A total of 30 patients had a wedge resection that had a cancer-free margin of less than one centimeter. Twenty were men; more than half of this group was smokers; 40 percent had cardiovascular disease; 20 percent were diabetic; and 30 percent had severe chronic obstructive pulmonary disease.
There were 80 patients in the group who underwent wedge resection and had cancer-free margins of one to two centimeters. About 73 percent of patients in this group were men; 60 percent were smokers; 76.5 percent had cardiovascular disease; 12.5 percent had diabetes; and 36.3 percent had severe chronic obstructive pulmonary disease.
The remaining 72 patients in the study had wedge resections in which the cancer-free margin was greater than two centimeters. About 71 percent of this group was men; 60 percent were smokers; 67 percent had documented cardiovascular disease; 15 percent were diabetic and 31 percent had chronic obstructive pulmonary disease.
Overall survival in the patients in the study was 75.5 percent at three years; 70.4 percent at five years, Maurizi reported. Overall disease-free survival was about 65 percent at three years and 52 percent at five years.

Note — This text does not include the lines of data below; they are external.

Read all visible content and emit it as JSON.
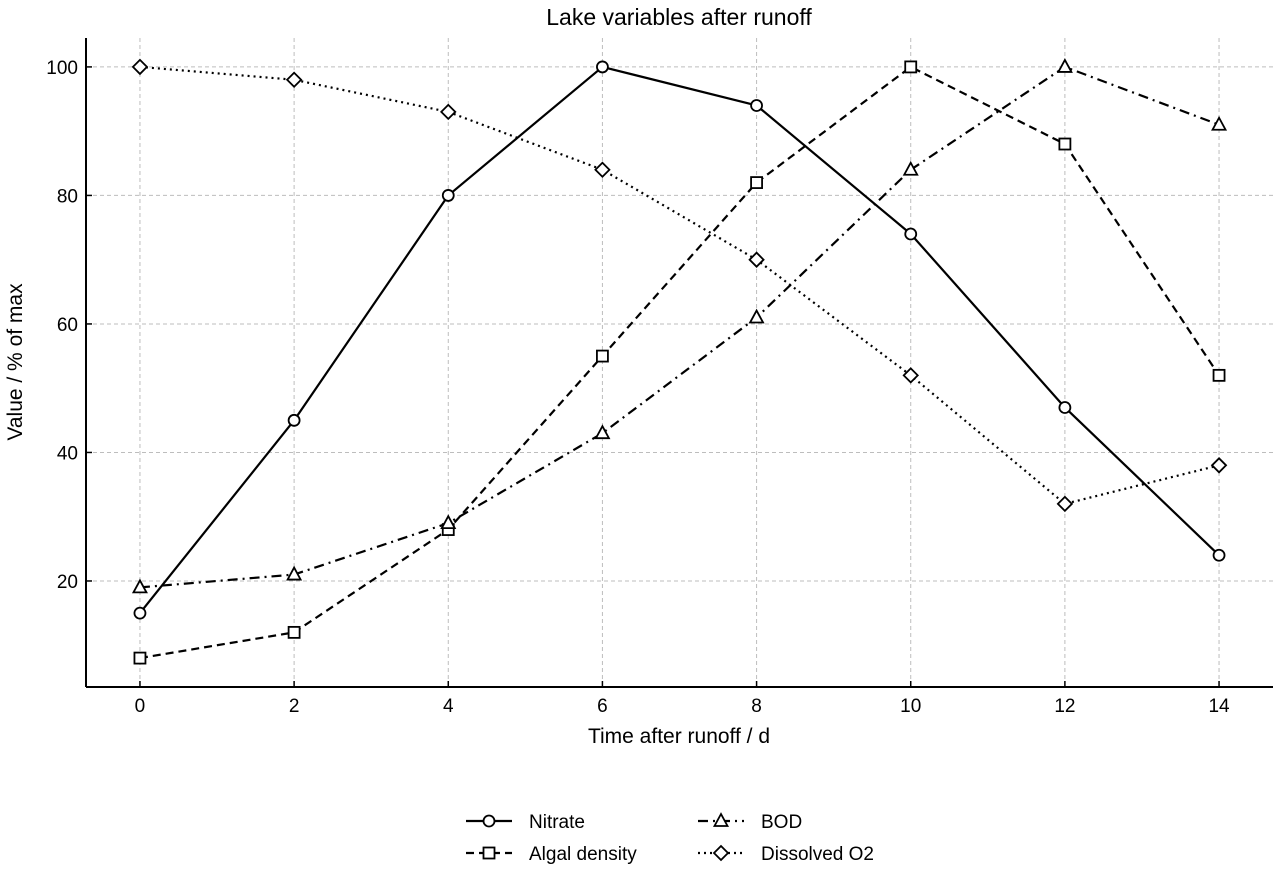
{
  "chart_data": {
    "type": "line",
    "title": "Lake variables after runoff",
    "xlabel": "Time after runoff / d",
    "ylabel": "Value / % of max",
    "x": [
      0,
      2,
      4,
      6,
      8,
      10,
      12,
      14
    ],
    "xlim": [
      -0.7,
      14.7
    ],
    "ylim": [
      3.5,
      104.5
    ],
    "xticks": [
      "0",
      "2",
      "4",
      "6",
      "8",
      "10",
      "12",
      "14"
    ],
    "yticks": [
      "20",
      "40",
      "60",
      "80",
      "100"
    ],
    "grid": true,
    "legend_position": "bottom-center",
    "color": "#000000",
    "series": [
      {
        "name": "Nitrate",
        "values": [
          15,
          45,
          80,
          100,
          94,
          74,
          47,
          24
        ],
        "marker": "circle",
        "linestyle": "solid"
      },
      {
        "name": "Algal density",
        "values": [
          8,
          12,
          28,
          55,
          82,
          100,
          88,
          52
        ],
        "marker": "square",
        "linestyle": "dashed"
      },
      {
        "name": "BOD",
        "values": [
          19,
          21,
          29,
          43,
          61,
          84,
          100,
          91
        ],
        "marker": "triangle",
        "linestyle": "dashdot"
      },
      {
        "name": "Dissolved O2",
        "values": [
          100,
          98,
          93,
          84,
          70,
          52,
          32,
          38
        ],
        "marker": "diamond",
        "linestyle": "dotted"
      }
    ]
  }
}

He noted that overall survival based on the size of the margin failed to achieve statistical significance, and neither was overall disease-free survival based on the size of the cancer-free margin.
The researchers also looked at the cancer-free margin size for the patients with the most favorable diagnosis—the T1a patients. Locoregional recurrence occurred among 25 percent of the patients with a margin or less than one centimeter; among 25.5 percent of patients with a margin of one to two centimeters and among 23.5 percent of patients with a margin more than two centimeters. The respective rates for distant recurrences were 12.5, 12.7, and 5.9 percent.
Two patients in the study died during the perioperative period—one from a heart attack and one due to pneumonia.
About 34 patients (about 19%) of the group undergoing the wedge resections had post-surgical complications, including 11 patients who developed air leaks and eight who developed atrial fibrillation.